First human rated test flight for India’s Gaganyaan not in 2021

Chennai (IANS) The first test flight of Geosynchronous Satellite Launch Vehicle-Mk III (GSLV Mk III) that will carry the Indian astronauts to the space later will not happen this year owing to Covid-19 pandemic and the lockdown, said a top official of Indian space agency.

He also said most of the design and documentation activities have been completed for the rocket.

“Owing to the spread of coronavirus infection and the lockdowns across the countries, vendors are working at a lower capacity or closed which in turn has impacted the supply of components. Even our officials are working from home due to the lockdown,” K. Sivan, Chairman, Indian Space Research Organisation (ISRO) and Secretary, Department of Space told IANS.

Pointing out ISRO opening the year 2021 with the successful launch of Brazilian satellite Amazonia-1 and 18 other satellites he said the spread of Covid-19 and lockdowns curtailed the operations.

The first human rated unmanned GSLV-Mk III, first of the two test flights, was scheduled to fly by the end of 2021.

Taking the flight results another unmanned rocket would fly while the third rocket will carry the Indian astronauts.

“Major design and documentation activities for the Ganganyaan project have been completed,” Sivan added.

An ISRO official had earlier told IANS that the crew module is under development and orders for 80 per cent of the hardware have been placed.

According to the official, the static tests of the rocket’s solid fuel motor are slated this September and liquid fuel engines will also be tested.

Meanwhile the four Indian astronauts returned to India this March after completing their training in Russia and will undergo different space mission specific training in the country.

Sivan also said ISRO is waiting to launch India’s first Geo Imaging Satellite (GISAT-1) to be placed in geostationary orbit.
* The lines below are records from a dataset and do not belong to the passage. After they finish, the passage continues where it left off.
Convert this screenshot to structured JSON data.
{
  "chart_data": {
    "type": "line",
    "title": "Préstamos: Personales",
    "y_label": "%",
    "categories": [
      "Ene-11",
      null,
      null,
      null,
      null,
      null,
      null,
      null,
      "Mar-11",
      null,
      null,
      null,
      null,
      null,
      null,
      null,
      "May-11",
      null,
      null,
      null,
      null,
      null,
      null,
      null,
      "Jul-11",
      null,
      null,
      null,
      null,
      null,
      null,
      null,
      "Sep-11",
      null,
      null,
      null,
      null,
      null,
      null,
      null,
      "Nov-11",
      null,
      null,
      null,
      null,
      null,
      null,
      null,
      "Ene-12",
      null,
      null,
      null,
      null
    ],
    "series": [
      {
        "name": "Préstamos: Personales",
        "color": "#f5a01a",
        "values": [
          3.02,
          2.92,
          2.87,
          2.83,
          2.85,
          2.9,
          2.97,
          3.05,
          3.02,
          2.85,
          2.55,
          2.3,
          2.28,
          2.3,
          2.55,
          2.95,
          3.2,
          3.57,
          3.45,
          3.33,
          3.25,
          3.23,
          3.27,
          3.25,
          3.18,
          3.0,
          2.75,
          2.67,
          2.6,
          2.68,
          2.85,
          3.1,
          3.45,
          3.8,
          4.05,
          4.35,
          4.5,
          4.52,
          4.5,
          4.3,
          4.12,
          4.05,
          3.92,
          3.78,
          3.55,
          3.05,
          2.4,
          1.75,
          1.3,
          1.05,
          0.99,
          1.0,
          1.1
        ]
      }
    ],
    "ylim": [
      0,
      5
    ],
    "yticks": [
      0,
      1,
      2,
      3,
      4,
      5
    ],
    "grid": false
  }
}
Queried about launching the satellite using a foreign rockets like Ariane of Arianespace as there is an opportunity cost involved with a fully built satellite on the ground Sivan said: “Only China and the US are launching rockets. Others are not. Anyway we have our own rocket to launch.”

He said once the Covid-19 spread comes down, the satellite will be launched.

The satellite and the rocket (Geosynchronous Satellite Launch Vehicle – F10 (GSLV-F10) is ready at the rocket launch centre in Sriharikota.

The GISAT-1 will be the country’s first sky eye or earth observation satellite to be placed in geostationary orbit.

Originally the GISAT-1 was slated for launch on March 5, 2020, but hours before the launch ISRO announced postponement of the mission owing to some technical glitch.

Soon after the Covid-19 pandemic and the lockdown delayed the mission. The rocket had to be dismantled and cleaned up.

Subsequently, the GISAT-1 launch was slated for March 2021 but due to problems in the satellite’s battery side, the flight got delayed and the battery was replaced.

The Indian space agency had earlier said the 2,268 kg GISAT-1 would provide a real time image of a large area of region of interest at frequent intervals. It will also enable quick monitoring of natural disasters, episodic events and any short-term events.